LATAM Colombia former fleet
| Aircraft | Total | Introduced | Retired | Notes |
| Airbus A319-100 | 6 |  |  |
| Boeing 737-700 | 10 | 2009 | 2014 | One written off as Flight 8250 |
| Boeing 767-300ER | 3 | 2012 | 2016 | Operated by LAN Airlines |
| De Havilland Canada DHC-6-300 Twin Otter | 1 | 1987 | 1988 |  |
| De Havilland Canada Dash 8-100 | 4 | 1994 | 2009 |  |
| De Havilland Canada Dash 8-200 | 12 | 2003 | 2015 |  |
| De Havilland Canada Dash 8-300 | 4 | 1994 | 2011 |  |
| De Havilland Canada Dash 8-400 | 4 | 2010 | 2014 | Purchased from Jeju Air |
| Embraer EMB 110 Bandeirante | 6 | 1981 | 2001 |  |
| Fairchild F-27 | 4 | 1987 | 1997 |  |

==Accidents and incidents==
- On 23 January 1985, AIRES Flight 585, a Embraer EMB 110 Bandeirante (registered HK-2638), crashed into a mountain of Cerro Tesorito, killing all 17 on board.
- On 14 August 1995, AIRES Flight 413, an Embraer EMB 110 Bandeirante (registered HK-2594), crashed into a mountain of the Nevado del Huila, Colombia.
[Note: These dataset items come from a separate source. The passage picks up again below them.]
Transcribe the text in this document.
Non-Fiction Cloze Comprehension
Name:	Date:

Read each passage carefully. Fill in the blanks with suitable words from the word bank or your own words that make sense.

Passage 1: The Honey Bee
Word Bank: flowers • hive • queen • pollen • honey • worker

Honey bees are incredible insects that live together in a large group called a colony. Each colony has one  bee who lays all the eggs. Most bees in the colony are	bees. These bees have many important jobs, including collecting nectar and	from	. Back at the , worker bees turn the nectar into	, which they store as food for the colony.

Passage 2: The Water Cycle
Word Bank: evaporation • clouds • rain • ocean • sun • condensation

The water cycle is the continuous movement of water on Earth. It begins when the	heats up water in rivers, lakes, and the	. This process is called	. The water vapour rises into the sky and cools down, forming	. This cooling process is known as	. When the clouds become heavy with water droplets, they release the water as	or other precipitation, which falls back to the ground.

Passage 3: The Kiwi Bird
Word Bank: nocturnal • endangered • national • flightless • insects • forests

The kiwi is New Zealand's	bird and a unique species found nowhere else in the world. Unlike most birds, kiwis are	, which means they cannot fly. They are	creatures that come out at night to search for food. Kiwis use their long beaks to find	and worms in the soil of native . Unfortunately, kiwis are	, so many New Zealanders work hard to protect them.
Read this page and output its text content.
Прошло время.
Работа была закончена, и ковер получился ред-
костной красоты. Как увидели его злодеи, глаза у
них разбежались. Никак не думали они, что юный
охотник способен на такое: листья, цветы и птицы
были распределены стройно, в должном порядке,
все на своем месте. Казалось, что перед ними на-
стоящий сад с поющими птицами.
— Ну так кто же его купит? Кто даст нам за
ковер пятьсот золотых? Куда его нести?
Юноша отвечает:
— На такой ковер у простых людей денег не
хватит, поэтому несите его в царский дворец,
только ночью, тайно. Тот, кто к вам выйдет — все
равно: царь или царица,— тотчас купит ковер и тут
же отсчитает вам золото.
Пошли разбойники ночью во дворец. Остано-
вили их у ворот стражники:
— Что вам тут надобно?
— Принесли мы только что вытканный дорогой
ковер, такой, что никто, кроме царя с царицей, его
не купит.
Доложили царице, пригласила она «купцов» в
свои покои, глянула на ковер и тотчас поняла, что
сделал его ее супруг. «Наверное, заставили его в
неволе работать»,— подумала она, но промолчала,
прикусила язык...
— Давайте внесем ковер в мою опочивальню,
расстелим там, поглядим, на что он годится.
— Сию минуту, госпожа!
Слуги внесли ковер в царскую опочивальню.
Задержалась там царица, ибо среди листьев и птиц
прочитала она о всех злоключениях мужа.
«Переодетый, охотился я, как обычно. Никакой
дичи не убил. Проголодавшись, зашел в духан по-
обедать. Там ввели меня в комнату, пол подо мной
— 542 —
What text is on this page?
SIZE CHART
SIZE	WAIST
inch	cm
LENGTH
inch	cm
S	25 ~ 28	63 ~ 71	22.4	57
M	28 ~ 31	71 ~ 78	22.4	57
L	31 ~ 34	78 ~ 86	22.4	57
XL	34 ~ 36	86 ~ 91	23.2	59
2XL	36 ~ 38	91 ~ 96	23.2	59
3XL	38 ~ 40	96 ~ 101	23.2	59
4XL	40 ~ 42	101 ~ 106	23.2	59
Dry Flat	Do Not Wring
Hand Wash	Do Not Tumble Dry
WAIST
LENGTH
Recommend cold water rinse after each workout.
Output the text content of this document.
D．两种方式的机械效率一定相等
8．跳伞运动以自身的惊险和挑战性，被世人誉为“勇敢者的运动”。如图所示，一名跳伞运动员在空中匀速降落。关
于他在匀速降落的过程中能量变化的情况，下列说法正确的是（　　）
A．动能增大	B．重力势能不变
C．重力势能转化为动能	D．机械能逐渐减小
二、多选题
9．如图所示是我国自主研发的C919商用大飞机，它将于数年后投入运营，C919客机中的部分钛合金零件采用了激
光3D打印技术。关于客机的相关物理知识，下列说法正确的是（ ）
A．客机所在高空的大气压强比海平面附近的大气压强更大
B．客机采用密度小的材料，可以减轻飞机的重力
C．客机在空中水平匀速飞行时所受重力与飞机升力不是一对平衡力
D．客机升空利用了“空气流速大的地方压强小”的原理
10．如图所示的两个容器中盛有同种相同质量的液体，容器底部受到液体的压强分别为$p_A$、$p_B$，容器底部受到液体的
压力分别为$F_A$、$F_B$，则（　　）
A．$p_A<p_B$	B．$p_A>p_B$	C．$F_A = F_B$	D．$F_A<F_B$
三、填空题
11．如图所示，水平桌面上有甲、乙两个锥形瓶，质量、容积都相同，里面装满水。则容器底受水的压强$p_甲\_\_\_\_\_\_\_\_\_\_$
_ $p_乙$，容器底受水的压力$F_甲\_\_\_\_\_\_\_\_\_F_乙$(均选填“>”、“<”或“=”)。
All 6 passengers and 2 pilots were killed.
- On 20 February 2002, a Bombardier Dash 8-300 (registered HK-3951X), en route from Neiva to Bogotá, was hijacked by 4 brigands, forcing them to land in a town and kidnapped a senator who was on board.
- On 28 January 2008, AIRES Flight 053, Bombardier Dash 8-200 (registered HK-3997), overran the runway at El Dorado International Airport, en route from Maracaibo, Venezuela after the left gear collapsed. The probable cause of the crash was that the aircraft was carrying out a landing with an unresolved fault in the left engine, which prevented the aircraft from being able to stop within the length of runway available, causing a runway excursion. A contributing factor was the failure to correct the maintenance reports in a satisfactory manner and the failure to properly follow up on repetitive entries. None of the 41 occupants were injured. The aircraft was substantially damaged and written off.
- On 23 August 2008, AIRES Flight 051, a Bombardier Dash 8-300 (registered HK-3952), sustained substantial damage after the right-hand main landing gear collapsed on landing at Ernesto Cortissoz International Airport. The crew noticed a vibration of the right gear. None of the 31 occupants were injured, but the aircraft was damaged beyond repair and was written off.
- On 16 August 2010, AIRES Flight 8250 crashed on landing at Gustavo Rojas Pinilla International Airport, in San Andrés, Colombia, after reportedly being struck by lightning during a thunderstorm. The death of one person was reported as a result of a heart attack on the way to the hospital and another 129 were injured. One of the injured occupants later died. The cause was later determined to be a pilot error.
- On 29 March 2022, LATAM Colombia Flight 4292, an Airbus A320-200 (registered CC-BAS) bound for Rafael Núñez International Airport in Cartagena, had to return and make an emergency landing at José María Córdova International Airport in Medellín after its nosewheel was discovered to be rotated ninety degrees. All the passengers and crew were unharmed.